Afrique Centrale: Octroi de crédit - La Banque centrale veut limiter les risques

29 avr 2021 | Cameroon Tribune - All Africa

Un bureau d'informations moderne va être mis en place pour une meilleure prise de décisions relatives aux emprunts.

La sous-région Afrique centrale disposera bientôt d'un bureau d'informations sur le crédit (Bic) régional. La Banque des Etats de l'Afrique centrale (Beac) vient de lancer à cet effet un avis de pré-qualification pour la sélection d'un partenaire technique et stratégique pour la mise en place de cette structure. Il s'agira, au terme de cette procédure, d'avoir un investisseur approprié qui travaillera avec la Beac, la Cobac et les acteurs du système financier pour établir, détenir, gérer et exploiter un Bic adapté aux besoins des fournisseurs et des utilisateurs d'informations sur le crédit dans la Cemac. Le Bic est en fait une société agréée qui a pour activité principale, la production et la commercialisation des synthèses d'informations et autres données, renseignant sur l'identification et les antécédents financiers des agents économiques sollicitant des prêts. Il s'agira donc de collecter des informations dans le paysage financier de la Cemac qui se résume à fin 2020 à 60 établissements de crédit (51 banques et 9 établissements financiers), près de 864 établissements de microfinance mais aussi les établissements de paiement récemment autorisés à octroyer des crédits.

Actuellement, les sources d'informations sur le crédit pour les prêteurs opérationnels dans la sous-région sont la centrale récapitulative des risques bancaires de la Beac, périodiquement alimentée par les établissements de crédit, la Centrale des bilans de la Cemac lancée en 2018 et la Centrale des incidents de paiement. Il y a aussi la centrale des risques des établissements de microfinance pilotée par le Conseil national du crédit du Cameroun et uniquement ouverte aux institutions Financières implantées au Cameroun, « Bien que contenant des informations utiles à l'évaluation du risque de crédit, ces différentes centrales d'information financières ne sont pas en mesure de proposer au secteur du crédit des services de Credit reporting avancés. Il existe donc un besoin commercial impérieux d'un Bic moderne et fiable pour améliorer la qualité de la prise des décisions relatives au crédit, élargir l'inclusion financière et la base des clients emprunteurs, améliorer les performances en termes de risque de crédit et réduire les pertes sur prêts », peut-on lire dans le document de la Beac.

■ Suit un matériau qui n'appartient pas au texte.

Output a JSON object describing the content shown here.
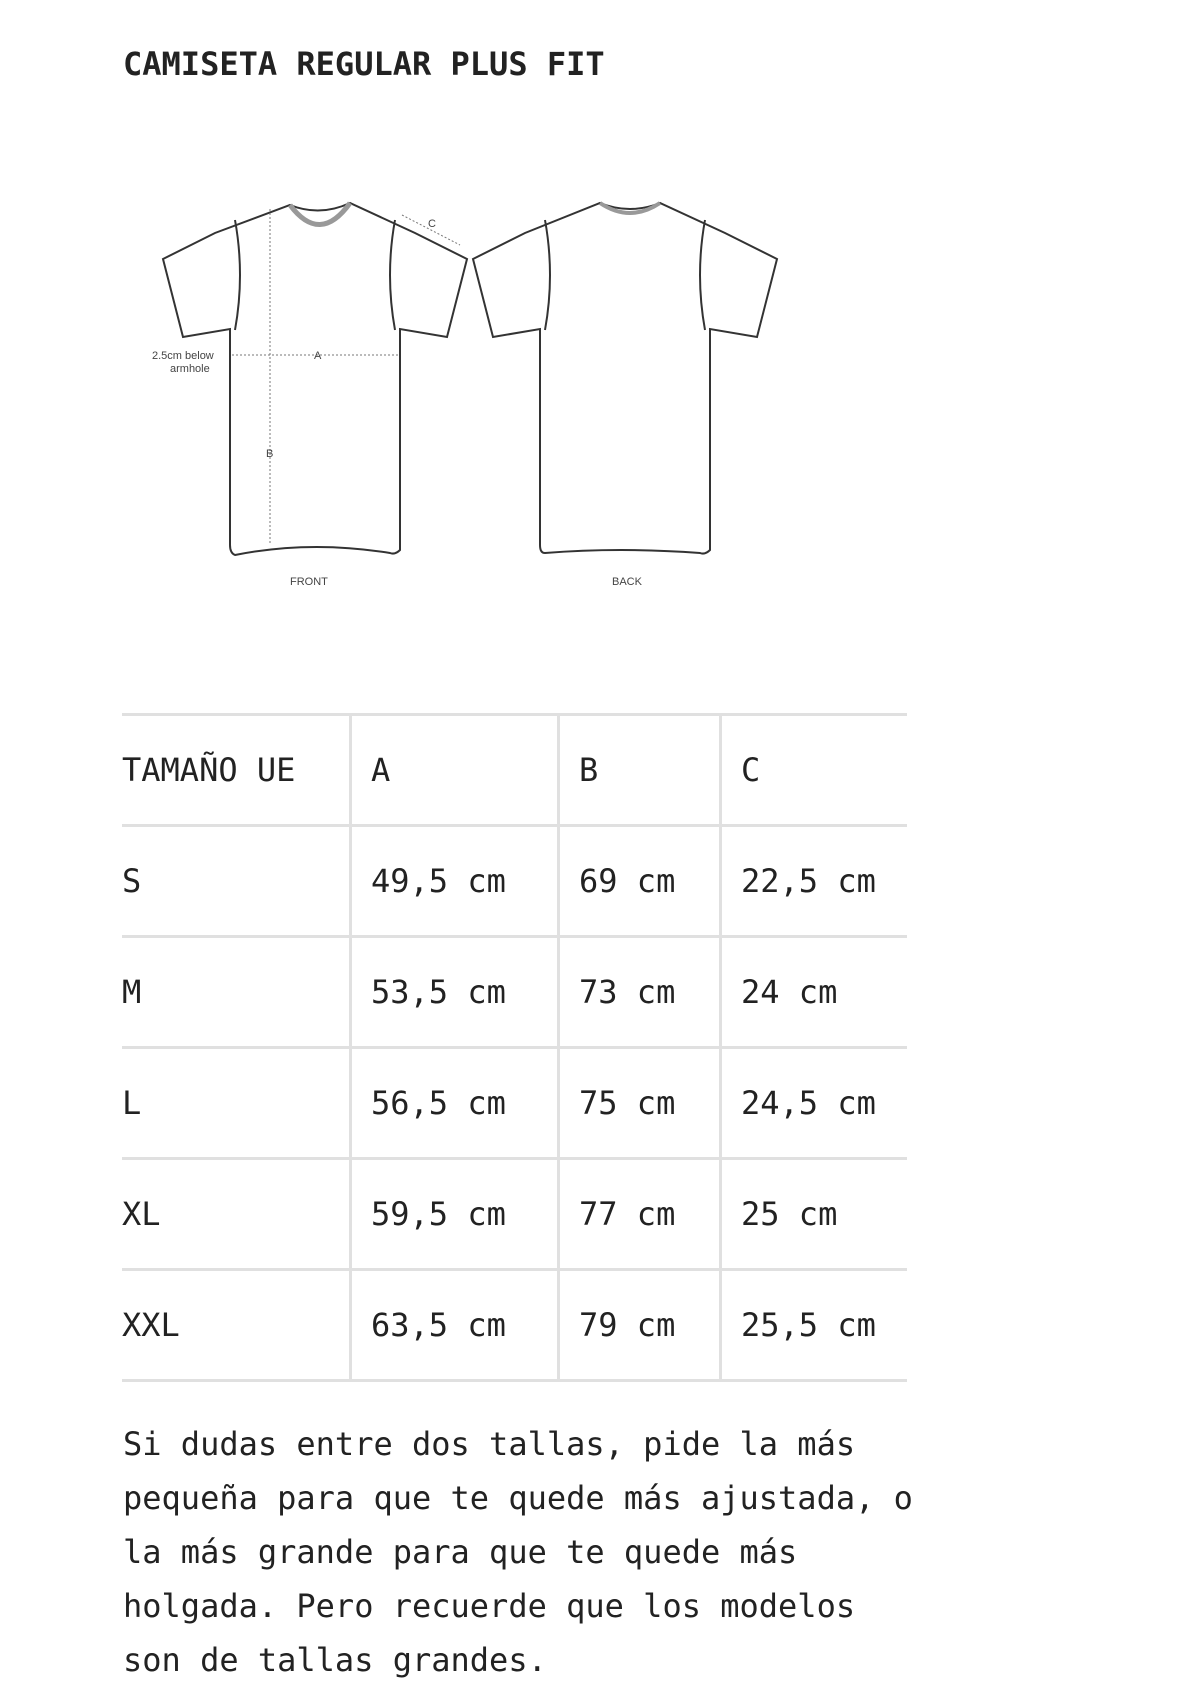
{
  "title": "CAMISETA REGULAR PLUS FIT",
  "diagram": {
    "front_label": "FRONT",
    "back_label": "BACK",
    "measure_note_line1": "2.5cm below",
    "measure_note_line2": "armhole",
    "marker_a": "A",
    "marker_b": "B",
    "marker_c": "C"
  },
  "table": {
    "headers": [
      "TAMAÑO UE",
      "A",
      "B",
      "C"
    ],
    "rows": [
      [
        "S",
        "49,5 cm",
        "69 cm",
        "22,5 cm"
      ],
      [
        "M",
        "53,5 cm",
        "73 cm",
        "24 cm"
      ],
      [
        "L",
        "56,5 cm",
        "75 cm",
        "24,5 cm"
      ],
      [
        "XL",
        "59,5 cm",
        "77 cm",
        "25 cm"
      ],
      [
        "XXL",
        "63,5 cm",
        "79 cm",
        "25,5 cm"
      ]
    ]
  },
  "note": "Si dudas entre dos tallas, pide la más pequeña para que te quede más ajustada, o la más grande para que te quede más holgada. Pero recuerde que los modelos son de tallas grandes."
}
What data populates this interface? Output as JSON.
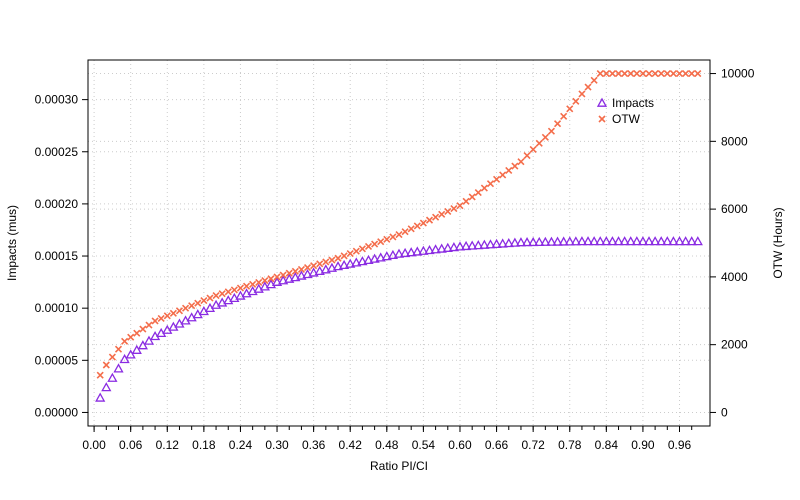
{
  "chart_data": {
    "type": "scatter",
    "title": "",
    "xlabel": "Ratio PI/CI",
    "ylabel_left": "Impacts  (mus)",
    "ylabel_right": "OTW (Hours)",
    "xlim": [
      -0.01,
      1.01
    ],
    "ylim_left": [
      -1.3e-05,
      0.000338
    ],
    "ylim_right": [
      -400,
      10400
    ],
    "x_ticks": [
      "0.00",
      "0.06",
      "0.12",
      "0.18",
      "0.24",
      "0.30",
      "0.36",
      "0.42",
      "0.48",
      "0.54",
      "0.60",
      "0.66",
      "0.72",
      "0.78",
      "0.84",
      "0.90",
      "0.96"
    ],
    "y_left_ticks": [
      "0.00000",
      "0.00005",
      "0.00010",
      "0.00015",
      "0.00020",
      "0.00025",
      "0.00030"
    ],
    "y_right_ticks": [
      "0",
      "2000",
      "4000",
      "6000",
      "8000",
      "10000"
    ],
    "grid": true,
    "legend_position": "top-right",
    "x_start": 0.01,
    "x_end": 0.99,
    "x_step": 0.01,
    "series": [
      {
        "name": "Impacts",
        "axis": "left",
        "marker": "triangle",
        "color": "#8a2be2",
        "keypoints_x": [
          0.01,
          0.02,
          0.05,
          0.1,
          0.2,
          0.3,
          0.4,
          0.5,
          0.6,
          0.7,
          0.8,
          0.99
        ],
        "keypoints_y": [
          1.4e-05,
          2.4e-05,
          5.1e-05,
          7.3e-05,
          0.000103,
          0.000125,
          0.00014,
          0.000152,
          0.000159,
          0.000163,
          0.000164,
          0.000164
        ]
      },
      {
        "name": "OTW",
        "axis": "right",
        "marker": "x",
        "color": "#f46d4b",
        "keypoints_x": [
          0.01,
          0.02,
          0.05,
          0.1,
          0.2,
          0.3,
          0.4,
          0.5,
          0.6,
          0.7,
          0.75,
          0.8,
          0.83,
          0.84,
          0.99
        ],
        "keypoints_y": [
          1100,
          1400,
          2100,
          2700,
          3450,
          4000,
          4550,
          5250,
          6100,
          7400,
          8300,
          9400,
          10000,
          10000,
          10000
        ]
      }
    ]
  }
}
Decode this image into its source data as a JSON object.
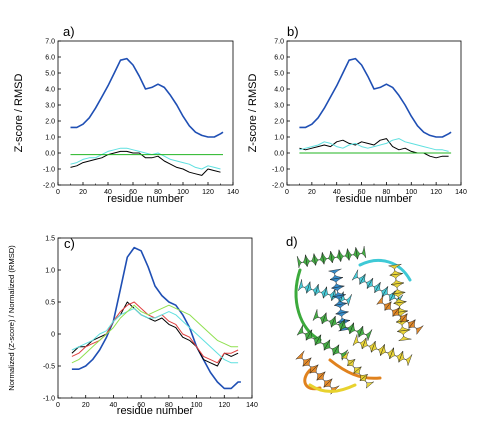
{
  "chart_data": [
    {
      "type": "line",
      "panel_label": "a)",
      "xlabel": "residue number",
      "ylabel": "Z-score / RMSD",
      "xlim": [
        0,
        140
      ],
      "ylim": [
        -2.0,
        7.0
      ],
      "xticks": [
        "0",
        "20",
        "40",
        "60",
        "80",
        "100",
        "120",
        "140"
      ],
      "yticks": [
        "-2.0",
        "-1.0",
        "0.0",
        "1.0",
        "2.0",
        "3.0",
        "4.0",
        "5.0",
        "6.0",
        "7.0"
      ],
      "grid": false,
      "series": [
        {
          "color": "#1f4fb4",
          "x": [
            10,
            15,
            20,
            25,
            30,
            35,
            40,
            45,
            50,
            55,
            60,
            65,
            70,
            75,
            80,
            85,
            90,
            95,
            100,
            105,
            110,
            115,
            120,
            125,
            130,
            132
          ],
          "y": [
            1.6,
            1.6,
            1.8,
            2.2,
            2.8,
            3.5,
            4.2,
            5.0,
            5.8,
            5.9,
            5.5,
            4.8,
            4.0,
            4.1,
            4.3,
            4.1,
            3.6,
            3.0,
            2.3,
            1.7,
            1.3,
            1.1,
            1.0,
            1.0,
            1.2,
            1.3
          ]
        },
        {
          "color": "#000000",
          "x": [
            10,
            15,
            20,
            25,
            30,
            35,
            40,
            45,
            50,
            55,
            60,
            65,
            70,
            75,
            80,
            85,
            90,
            95,
            100,
            105,
            110,
            115,
            120,
            125,
            130
          ],
          "y": [
            -0.9,
            -0.8,
            -0.6,
            -0.5,
            -0.4,
            -0.3,
            -0.1,
            0.0,
            0.1,
            0.1,
            0.0,
            0.0,
            -0.3,
            -0.3,
            -0.2,
            -0.5,
            -0.7,
            -0.9,
            -1.0,
            -1.2,
            -1.3,
            -1.4,
            -1.0,
            -1.1,
            -1.2
          ]
        },
        {
          "color": "#5fe0e0",
          "x": [
            10,
            15,
            20,
            25,
            30,
            35,
            40,
            45,
            50,
            55,
            60,
            65,
            70,
            75,
            80,
            85,
            90,
            95,
            100,
            105,
            110,
            115,
            120,
            125,
            130
          ],
          "y": [
            -0.7,
            -0.6,
            -0.4,
            -0.3,
            -0.3,
            -0.1,
            0.1,
            0.2,
            0.3,
            0.3,
            0.2,
            0.1,
            0.0,
            -0.1,
            0.0,
            -0.2,
            -0.4,
            -0.5,
            -0.6,
            -0.7,
            -0.9,
            -1.0,
            -0.8,
            -0.9,
            -1.0
          ]
        },
        {
          "color": "#22b422",
          "x": [
            10,
            132
          ],
          "y": [
            -0.1,
            -0.1
          ]
        }
      ]
    },
    {
      "type": "line",
      "panel_label": "b)",
      "xlabel": "residue number",
      "ylabel": "Z-score / RMSD",
      "xlim": [
        0,
        140
      ],
      "ylim": [
        -2.0,
        7.0
      ],
      "xticks": [
        "0",
        "20",
        "40",
        "60",
        "80",
        "100",
        "120",
        "140"
      ],
      "yticks": [
        "-2.0",
        "-1.0",
        "0.0",
        "1.0",
        "2.0",
        "3.0",
        "4.0",
        "5.0",
        "6.0",
        "7.0"
      ],
      "grid": false,
      "series": [
        {
          "color": "#1f4fb4",
          "x": [
            10,
            15,
            20,
            25,
            30,
            35,
            40,
            45,
            50,
            55,
            60,
            65,
            70,
            75,
            80,
            85,
            90,
            95,
            100,
            105,
            110,
            115,
            120,
            125,
            130,
            132
          ],
          "y": [
            1.6,
            1.6,
            1.8,
            2.2,
            2.8,
            3.5,
            4.2,
            5.0,
            5.8,
            5.9,
            5.5,
            4.8,
            4.0,
            4.1,
            4.3,
            4.1,
            3.6,
            3.0,
            2.3,
            1.7,
            1.3,
            1.1,
            1.0,
            1.0,
            1.2,
            1.3
          ]
        },
        {
          "color": "#000000",
          "x": [
            10,
            15,
            20,
            25,
            30,
            35,
            40,
            45,
            50,
            55,
            60,
            65,
            70,
            75,
            80,
            85,
            90,
            95,
            100,
            105,
            110,
            115,
            120,
            125,
            130
          ],
          "y": [
            0.3,
            0.2,
            0.3,
            0.4,
            0.5,
            0.4,
            0.7,
            0.8,
            0.6,
            0.5,
            0.7,
            0.6,
            0.5,
            0.8,
            0.9,
            0.4,
            0.2,
            0.3,
            0.1,
            0.0,
            0.0,
            -0.2,
            -0.3,
            -0.2,
            -0.2
          ]
        },
        {
          "color": "#5fe0e0",
          "x": [
            10,
            15,
            20,
            25,
            30,
            35,
            40,
            45,
            50,
            55,
            60,
            65,
            70,
            75,
            80,
            85,
            90,
            95,
            100,
            105,
            110,
            115,
            120,
            125,
            130
          ],
          "y": [
            0.2,
            0.3,
            0.4,
            0.5,
            0.7,
            0.6,
            0.4,
            0.3,
            0.5,
            0.6,
            0.4,
            0.3,
            0.4,
            0.5,
            0.6,
            0.8,
            0.9,
            0.7,
            0.6,
            0.5,
            0.4,
            0.3,
            0.2,
            0.2,
            0.1
          ]
        },
        {
          "color": "#22b422",
          "x": [
            10,
            132
          ],
          "y": [
            0.0,
            0.0
          ]
        }
      ]
    },
    {
      "type": "line",
      "panel_label": "c)",
      "xlabel": "residue number",
      "ylabel": "Normalized (Z-score) / Normalized (RMSD)",
      "xlim": [
        0,
        140
      ],
      "ylim": [
        -1.0,
        1.5
      ],
      "xticks": [
        "0",
        "20",
        "40",
        "60",
        "80",
        "100",
        "120",
        "140"
      ],
      "yticks": [
        "-1.0",
        "-0.5",
        "0",
        "0.5",
        "1.0",
        "1.5"
      ],
      "grid": false,
      "series": [
        {
          "color": "#1f4fb4",
          "x": [
            10,
            15,
            20,
            25,
            30,
            35,
            40,
            45,
            50,
            55,
            60,
            65,
            70,
            75,
            80,
            85,
            90,
            95,
            100,
            105,
            110,
            115,
            120,
            125,
            130,
            132
          ],
          "y": [
            -0.55,
            -0.55,
            -0.5,
            -0.4,
            -0.25,
            -0.05,
            0.2,
            0.7,
            1.2,
            1.35,
            1.3,
            1.05,
            0.75,
            0.6,
            0.5,
            0.45,
            0.3,
            0.1,
            -0.2,
            -0.4,
            -0.6,
            -0.75,
            -0.85,
            -0.85,
            -0.75,
            -0.75
          ]
        },
        {
          "color": "#000000",
          "x": [
            10,
            15,
            20,
            25,
            30,
            35,
            40,
            45,
            50,
            55,
            60,
            65,
            70,
            75,
            80,
            85,
            90,
            95,
            100,
            105,
            110,
            115,
            120,
            125,
            130
          ],
          "y": [
            -0.3,
            -0.2,
            -0.2,
            -0.1,
            -0.05,
            0.0,
            0.2,
            0.3,
            0.5,
            0.4,
            0.3,
            0.25,
            0.2,
            0.25,
            0.15,
            0.1,
            -0.05,
            -0.1,
            -0.2,
            -0.4,
            -0.45,
            -0.5,
            -0.3,
            -0.35,
            -0.3
          ]
        },
        {
          "color": "#e04040",
          "x": [
            10,
            15,
            20,
            25,
            30,
            35,
            40,
            45,
            50,
            55,
            60,
            65,
            70,
            75,
            80,
            85,
            90,
            95,
            100,
            105,
            110,
            115,
            120,
            125,
            130
          ],
          "y": [
            -0.35,
            -0.3,
            -0.2,
            -0.15,
            -0.1,
            0.0,
            0.2,
            0.35,
            0.45,
            0.5,
            0.4,
            0.3,
            0.25,
            0.3,
            0.2,
            0.15,
            0.0,
            -0.05,
            -0.2,
            -0.35,
            -0.4,
            -0.45,
            -0.3,
            -0.3,
            -0.25
          ]
        },
        {
          "color": "#5fe0e0",
          "x": [
            10,
            15,
            20,
            25,
            30,
            35,
            40,
            45,
            50,
            55,
            60,
            65,
            70,
            75,
            80,
            85,
            90,
            95,
            100,
            105,
            110,
            115,
            120,
            125,
            130
          ],
          "y": [
            -0.25,
            -0.2,
            -0.15,
            -0.1,
            0.0,
            0.05,
            0.2,
            0.3,
            0.35,
            0.4,
            0.3,
            0.25,
            0.25,
            0.3,
            0.35,
            0.3,
            0.2,
            0.1,
            0.0,
            -0.1,
            -0.2,
            -0.3,
            -0.4,
            -0.45,
            -0.45
          ]
        },
        {
          "color": "#90e050",
          "x": [
            10,
            15,
            20,
            25,
            30,
            35,
            40,
            45,
            50,
            55,
            60,
            65,
            70,
            75,
            80,
            85,
            90,
            95,
            100,
            105,
            110,
            115,
            120,
            125,
            130
          ],
          "y": [
            -0.45,
            -0.4,
            -0.3,
            -0.2,
            -0.1,
            0.0,
            0.1,
            0.25,
            0.35,
            0.45,
            0.35,
            0.3,
            0.35,
            0.4,
            0.45,
            0.4,
            0.35,
            0.3,
            0.2,
            0.1,
            0.0,
            -0.1,
            -0.15,
            -0.2,
            -0.2
          ]
        }
      ]
    }
  ],
  "panel_d": {
    "label": "d)",
    "colors": {
      "blue": "#2c86c8",
      "cyan": "#3ec9d6",
      "green": "#3caa3c",
      "yellow": "#e8d22e",
      "orange": "#e0821e"
    }
  }
}
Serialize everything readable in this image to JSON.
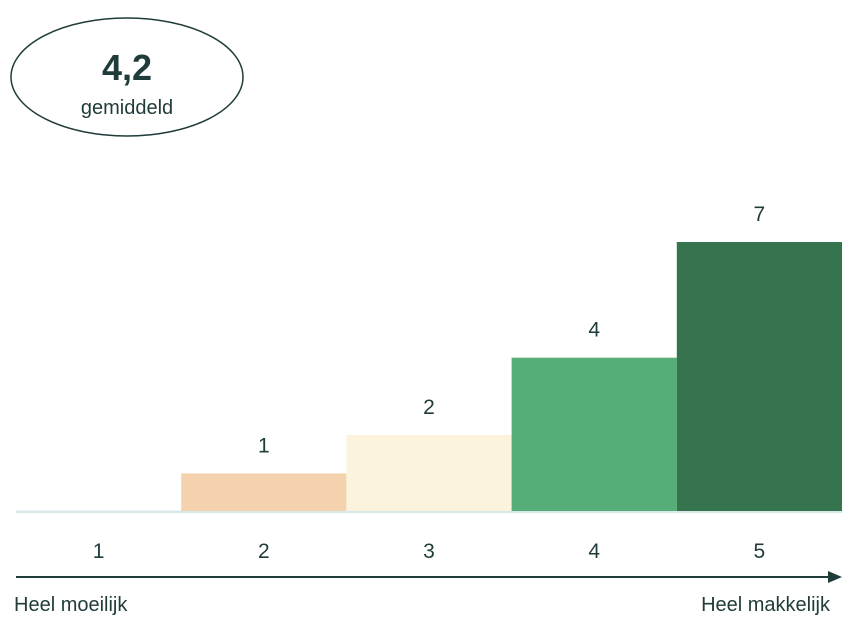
{
  "summary": {
    "value": "4,2",
    "label": "gemiddeld"
  },
  "scale_labels": {
    "left": "Heel moeilijk",
    "right": "Heel makkelijk"
  },
  "colors": {
    "text": "#1f3b3a",
    "baseline": "#d6e9ea",
    "arrow": "#1f3b3a",
    "bars": [
      "#eef3f3",
      "#f5d2ae",
      "#fbf3dc",
      "#55ad77",
      "#36744f"
    ]
  },
  "chart_data": {
    "type": "bar",
    "categories": [
      "1",
      "2",
      "3",
      "4",
      "5"
    ],
    "values": [
      0,
      1,
      2,
      4,
      7
    ],
    "data_labels": [
      "",
      "1",
      "2",
      "4",
      "7"
    ],
    "ylim": [
      0,
      7
    ],
    "grid": false,
    "legend": "none"
  }
}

Pour Dr Nabil Ndikeu, économiste, « avec une meilleure information sur les profils des emprunteurs, les banques pourraient être en mesure de mieux évaluer les risques de non-remboursement, et ainsi augmenter leur stock de prêts à l'économie». Aussi, indique-t-il, les informations et données fournies par les Bic sont de nature à réduire les diligences et procédures, que les établissements de crédits mettent en œuvre pour s'assurer de la solvabilité de leurs emprunteurs. En même temps, il insiste sur la nécessité des autorités de régulations de prévenir les risques d'usage pervers des informations et données commercialisées par les Bic.